We mentioned how Hassell-Collins possesses plenty of pace, but he is not the only quick player in their team. Here, he again combines well with Jackson, breaking through the Gloucester defence and creating a two-v-two situation against Number 8 Ruan Ackermann and Argentina second row Matias Alemanno on the far side of the pitch, as shown by the red line. However, because of the pace going forward that the Exiles have, they simply passed their way around both players, creating the opportunity to get behind the two Gloucester forwards. Curtis Rona is also involved here, running alongside, offering the passing option when it was needed. Gloucester left too much space open, but, again, we need to credit London Irish for seeing this and tactically playing in a way that exposed these weaknesses.
We have mentioned how Gloucester set up well defensively, but that always lapses as the games go on. This is particularly dangerous against the Exiles, and especially against Hassell-Collins. Here, the winger is running through on his own, but is shortly followed by many of his teammates. When London Irish go, they all go, and that is why they pose so much of a threat in attack. This was more down to London Irish finding space than Gloucester leaving it open, but it still highlights an ongoing area that the Cherry and Whites need to improve in. Only a few passes after this move, Parton scores on the far side of the pitch, so it just shows how important these breaks are, and, again, how London Irish exposed Gloucester’s weaknesses and turned them into scores.

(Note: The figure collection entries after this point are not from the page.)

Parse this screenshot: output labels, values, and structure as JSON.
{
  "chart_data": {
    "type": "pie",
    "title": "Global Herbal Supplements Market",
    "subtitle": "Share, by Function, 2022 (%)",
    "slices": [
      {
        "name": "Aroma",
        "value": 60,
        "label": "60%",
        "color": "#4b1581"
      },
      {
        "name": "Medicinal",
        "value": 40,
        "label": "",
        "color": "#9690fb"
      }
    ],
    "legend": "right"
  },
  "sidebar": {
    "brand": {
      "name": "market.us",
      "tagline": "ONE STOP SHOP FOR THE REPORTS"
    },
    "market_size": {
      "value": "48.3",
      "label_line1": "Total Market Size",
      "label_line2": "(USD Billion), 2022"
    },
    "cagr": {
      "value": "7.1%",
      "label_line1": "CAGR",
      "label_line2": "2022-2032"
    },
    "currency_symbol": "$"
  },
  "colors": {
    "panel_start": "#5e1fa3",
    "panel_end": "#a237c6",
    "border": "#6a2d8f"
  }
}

However, arguably the best tactical move that demonstrates how London Irish prepared well for this game was from this lineout. Here, the ball is thrown in by experienced Argentina hooker Agustin Creevy, but the aim here is not to form a rolling maul immediately after the ball comes down into the middle of the lineout, as is usually the case. Instead, Number 8 Albert Tuisue and flanker and captain Blair Cowan, both circled, break away from the rest of the players, making a run on the blindside together, as the blue arrows show. By doing so, they create a two-v-one situation against Willi Heinz, and the scrum-half is unable to stop them getting through, and it eventually leads to Scotland international Cowan’s second try of the game.
We can’t blame Gloucester for this, because it is simply down to excellent tactical awareness and preparation from the Exiles and their Director of Rugby, former Ireland coach Declan Kidney, using the spaces available to them on the pitch.
In conclusion, this was a really good game of rugby, enjoyable to watch as well as full of tactical points to pick out. Gloucester should be pleased with the way they played, as it was a big improvement from their performance last weekend, but they will also know that there are still big areas for them to work on, helping them to shut out opposing teams from getting into the spaces behind them and scoring easy tries. London Irish move into the top half of the table after this result, and will be delighted with the way they moved the ball around and exposed Gloucester’s weaknesses. However, on balance, the result was probably fair, and both teams can take positives to build on going forward.